- Ethoxyresorufin-O-deethylase (EROD) and vitellogenin (VTG) in flounder (Platichthys flesus): system interaction, crosstalk and implications for monitoring.
Ethoxyresorufin-O-deethylase (EROD) and vitellogenin (VTG) in flounder (Platichthys flesus): system interaction, crosstalk and implications for monitoring.

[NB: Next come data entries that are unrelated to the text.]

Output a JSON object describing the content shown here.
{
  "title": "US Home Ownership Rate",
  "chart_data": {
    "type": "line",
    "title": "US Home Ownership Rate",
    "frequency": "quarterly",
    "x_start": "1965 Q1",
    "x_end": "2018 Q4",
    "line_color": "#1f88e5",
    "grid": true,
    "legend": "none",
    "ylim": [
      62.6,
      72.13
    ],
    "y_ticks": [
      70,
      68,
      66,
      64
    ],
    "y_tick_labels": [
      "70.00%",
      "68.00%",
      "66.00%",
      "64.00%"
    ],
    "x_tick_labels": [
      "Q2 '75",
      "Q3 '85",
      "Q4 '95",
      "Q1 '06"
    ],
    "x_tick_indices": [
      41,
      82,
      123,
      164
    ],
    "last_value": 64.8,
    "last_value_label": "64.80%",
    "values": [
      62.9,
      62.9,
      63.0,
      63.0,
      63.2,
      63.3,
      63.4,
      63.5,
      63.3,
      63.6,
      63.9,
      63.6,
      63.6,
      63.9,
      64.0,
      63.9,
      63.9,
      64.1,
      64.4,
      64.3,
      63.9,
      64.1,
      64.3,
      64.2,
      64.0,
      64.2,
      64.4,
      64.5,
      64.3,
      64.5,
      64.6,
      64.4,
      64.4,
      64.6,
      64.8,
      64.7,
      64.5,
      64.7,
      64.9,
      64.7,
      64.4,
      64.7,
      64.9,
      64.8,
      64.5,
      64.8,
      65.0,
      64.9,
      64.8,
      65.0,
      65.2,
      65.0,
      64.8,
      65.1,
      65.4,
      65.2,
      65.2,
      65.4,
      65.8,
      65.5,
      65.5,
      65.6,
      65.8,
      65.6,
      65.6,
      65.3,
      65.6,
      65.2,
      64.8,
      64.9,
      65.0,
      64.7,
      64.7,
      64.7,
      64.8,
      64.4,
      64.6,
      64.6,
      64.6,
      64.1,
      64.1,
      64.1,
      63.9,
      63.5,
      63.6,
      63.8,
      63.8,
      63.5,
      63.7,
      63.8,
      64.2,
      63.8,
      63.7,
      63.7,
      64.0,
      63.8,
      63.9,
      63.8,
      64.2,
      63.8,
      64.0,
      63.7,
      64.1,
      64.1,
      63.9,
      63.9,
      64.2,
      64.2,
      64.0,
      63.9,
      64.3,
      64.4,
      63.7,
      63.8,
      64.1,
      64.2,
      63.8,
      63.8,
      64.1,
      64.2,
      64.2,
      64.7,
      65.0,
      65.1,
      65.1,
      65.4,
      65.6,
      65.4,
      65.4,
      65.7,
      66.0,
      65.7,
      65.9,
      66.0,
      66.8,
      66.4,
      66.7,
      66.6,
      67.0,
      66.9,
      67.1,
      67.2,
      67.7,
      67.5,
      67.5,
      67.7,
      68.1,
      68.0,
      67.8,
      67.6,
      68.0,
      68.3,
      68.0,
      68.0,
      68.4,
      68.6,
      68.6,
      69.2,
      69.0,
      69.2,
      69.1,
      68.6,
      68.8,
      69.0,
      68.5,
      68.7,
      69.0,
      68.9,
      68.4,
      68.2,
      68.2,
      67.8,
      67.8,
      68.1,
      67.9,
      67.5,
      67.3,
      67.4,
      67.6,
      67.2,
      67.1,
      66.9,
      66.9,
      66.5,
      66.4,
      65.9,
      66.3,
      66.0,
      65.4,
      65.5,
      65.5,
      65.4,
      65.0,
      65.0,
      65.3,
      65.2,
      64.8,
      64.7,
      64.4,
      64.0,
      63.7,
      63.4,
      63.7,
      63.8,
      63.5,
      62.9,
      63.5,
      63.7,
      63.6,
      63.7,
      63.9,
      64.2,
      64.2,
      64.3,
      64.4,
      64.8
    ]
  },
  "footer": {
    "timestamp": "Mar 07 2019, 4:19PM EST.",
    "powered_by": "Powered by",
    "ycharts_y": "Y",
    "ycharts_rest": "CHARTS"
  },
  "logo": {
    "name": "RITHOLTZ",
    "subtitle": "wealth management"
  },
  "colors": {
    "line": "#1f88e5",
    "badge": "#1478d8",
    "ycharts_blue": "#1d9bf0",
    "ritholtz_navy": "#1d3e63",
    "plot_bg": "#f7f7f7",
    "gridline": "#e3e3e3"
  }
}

The extent to which biological systems interact in fish from multi-contaminant areas needs to be understood for full interpretation of monitoring data. This study investigates the interaction between two biomarkers, ethoxyresorufin-O-deethylase (EROD) activity and plasma vitellogenin (VTG) in the European flounder (Platichthys flesus). Flounder were exposed to several waterborne EROD inducers and estrogenic chemicals on their own and in binary combinations. Each experimental exposure was for 10 days. The estrogenic chemicals suppressed PAH-mediated EROD induction. Ethynylestradiol (EE2) and nonylphenol (NP) had threshold concentrations of EROD inhibition similar to those at which they induced VTG production. Estradiol (E2), however, showed an ability to suppress EROD at a concentration much lower than that at which VTG was induced. This established that, although EE2 is a more potent VTG inducer than E2, it is less potent in its ability to inhibit EROD activity. The PAH, dibenz[a,h]anthracene (DbA), showed no effect on the VTG induction caused by EE2 and E2. A small effect was noted with NP at threshold concentrations for VTG induction. Archived data on flounder hepatic EROD activity collected during estuarine monitoring were reassessed in light of the project findings. It is hypothesised that published EROD monitoring data may be an underestimation of effects if it is assumed that estrogen-mediated MFO suppression is occurring in wild populations. A greater understanding of system interaction and other factors, including genetics, that influence biomarker response to contaminants would be required to interpret biomarker monitoring data.